Tradizione

A Ragusa si celebra Sant'Antonio di Padova

Martedì 13 giugno

“Qui, in terra, l'occhio dell'anima è l'amore, il solo valido a superare ogni velo. Dove l'intelletto s'arresta, procede l'amore che con il suo calore porta all'unione con Dio”.

E’ con questa frase di Sant’Antonio di Padova che il direttore dell’ufficio diocesano per la Pastorale della Salute, don Giorgio Occhipinti, introduce un’ulteriore iniziativa a favore delle fragilità. Martedì 13 giugno, memoria liturgica del santo, nella cappella dell’ospedale Civile di Ragusa sarà celebrata la santa messa con la benedizione del pane. La celebrazione eucaristica sarà partecipata e animata dagli ospiti e dagli operatori del Centro diurno Alzheimer che per l’occasione prepareranno il pane per la benedizione e la distribuzione ai malati e ai fedeli presenti. L’appuntamento si terrà a partire dalle 10. Per l’occasione sarà collocato in cappella anche un simulacro di Sant’Antonio.

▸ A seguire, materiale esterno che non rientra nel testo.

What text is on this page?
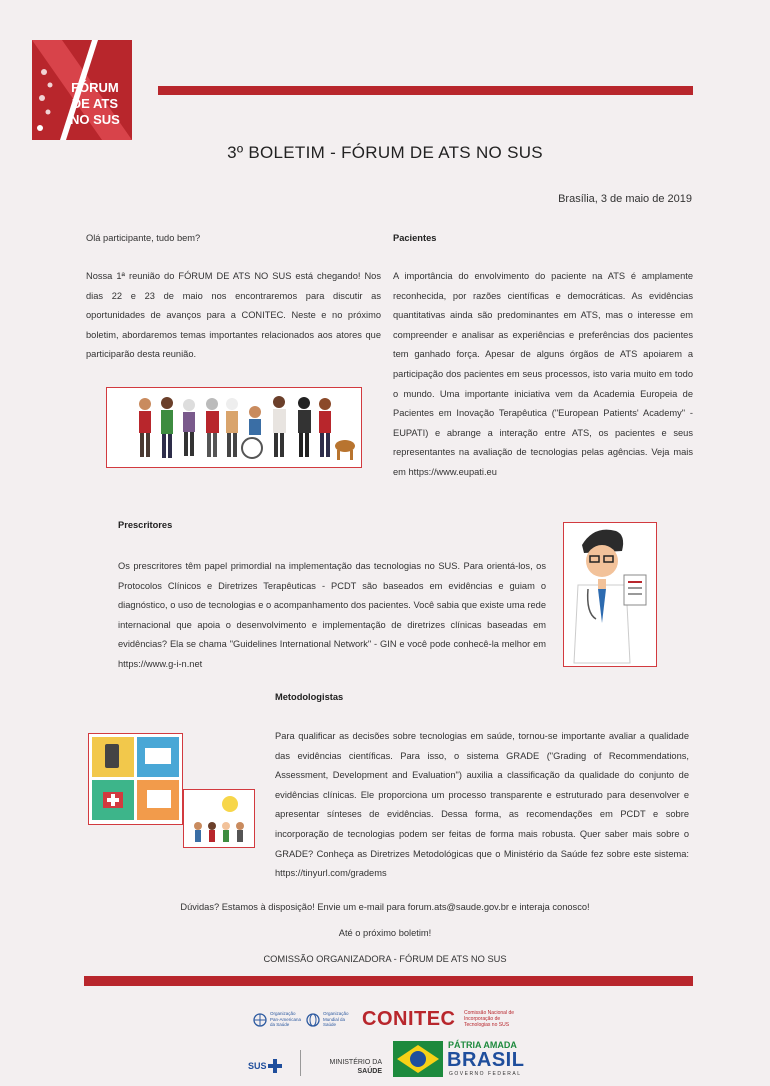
FÓRUM
DE ATS
NO SUS
3º BOLETIM - FÓRUM DE ATS NO SUS
Brasília, 3 de maio de 2019
Olá participante, tudo bem?
Nossa 1ª reunião do FÓRUM DE ATS NO SUS está chegando! Nos dias 22 e 23 de maio nos encontraremos para discutir as oportunidades de avanços para a CONITEC. Neste e no próximo boletim, abordaremos temas importantes relacionados aos atores que participarão desta reunião.
Pacientes
A importância do envolvimento do paciente na ATS é amplamente reconhecida, por razões científicas e democráticas. As evidências quantitativas ainda são predominantes em ATS, mas o interesse em compreender e analisar as experiências e preferências dos pacientes tem ganhado força. Apesar de alguns órgãos de ATS apoiarem a participação dos pacientes em seus processos, isto varia muito em todo o mundo. Uma importante iniciativa vem da Academia Europeia de Pacientes em Inovação Terapêutica ("European Patients' Academy" - EUPATI) e abrange a interação entre ATS, os pacientes e seus representantes na avaliação de tecnologias pelas agências. Veja mais em https://www.eupati.eu
Prescritores
Os prescritores têm papel primordial na implementação das tecnologias no SUS. Para orientá-los, os Protocolos Clínicos e Diretrizes Terapêuticas - PCDT são baseados em evidências e guiam o diagnóstico, o uso de tecnologias e o acompanhamento dos pacientes. Você sabia que existe uma rede internacional que apoia o desenvolvimento e implementação de diretrizes clínicas baseadas em evidências? Ela se chama "Guidelines International Network" - GIN e você pode conhecê-la melhor em https://www.g-i-n.net
Metodologistas
Para qualificar as decisões sobre tecnologias em saúde, tornou-se importante avaliar a qualidade das evidências científicas. Para isso, o sistema GRADE ("Grading of Recommendations, Assessment, Development and Evaluation") auxilia a classificação da qualidade do conjunto de evidências clínicas. Ele proporciona um processo transparente e estruturado para desenvolver e apresentar sínteses de evidências. Dessa forma, as recomendações em PCDT e sobre incorporação de tecnologias podem ser feitas de forma mais robusta. Quer saber mais sobre o GRADE? Conheça as Diretrizes Metodológicas que o Ministério da Saúde fez sobre este sistema: https://tinyurl.com/gradems
Dúvidas? Estamos à disposição! Envie um e-mail para forum.ats@saude.gov.br e interaja conosco!
Até o próximo boletim!
COMISSÃO ORGANIZADORA - FÓRUM DE ATS NO SUS
Organização Pan-Americana da Saúde
Organização Mundial da Saúde	CONITEC Comissão Nacional de Incorporação de Tecnologias no SUS
SUS	MINISTÉRIO DA
SAÚDE
PÁTRIA AMADA
BRASIL
GOVERNO FEDERAL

Alla celebrazione eucaristica saranno presenti anche don Giuseppe Ramondazzo, cappellano della polizia, e don Salvatore Giaquinta, cappellano dell’ospedale Maria Paternò Arezzo. Ma qual è il significato della benedizione del pane? La vicenda di Tommasino è significativa. E’ un bimbo di 20 mesi: la madre lo lascia in casa da solo a giocare e lo ritrova poco dopo senza vita, affogato in un mastello d’acqua. Disperata invoca l’aiuto del santo e nella sua preghiera fa un voto: se otterrà la grazia donerà ai poveri tanto pane quanto è il peso del bambino. Il figlio torna miracolosamente in vita e nasce così la tradizione del «pondus pueri», una preghiera con la quale i genitori in cambio di protezione per i propri figli promettevano a Sant’Antonio tanto pane quanto fosse il loro peso.

Forse non tutti sanno che questo miracolo è all’origine dell’Opera del Pane dei Poveri e poi della Caritas Antoniana, le organizzazioni antoniane che si occupano di portare cibo, generi di prima necessità e assistenza ai poveri di tutto il mondo.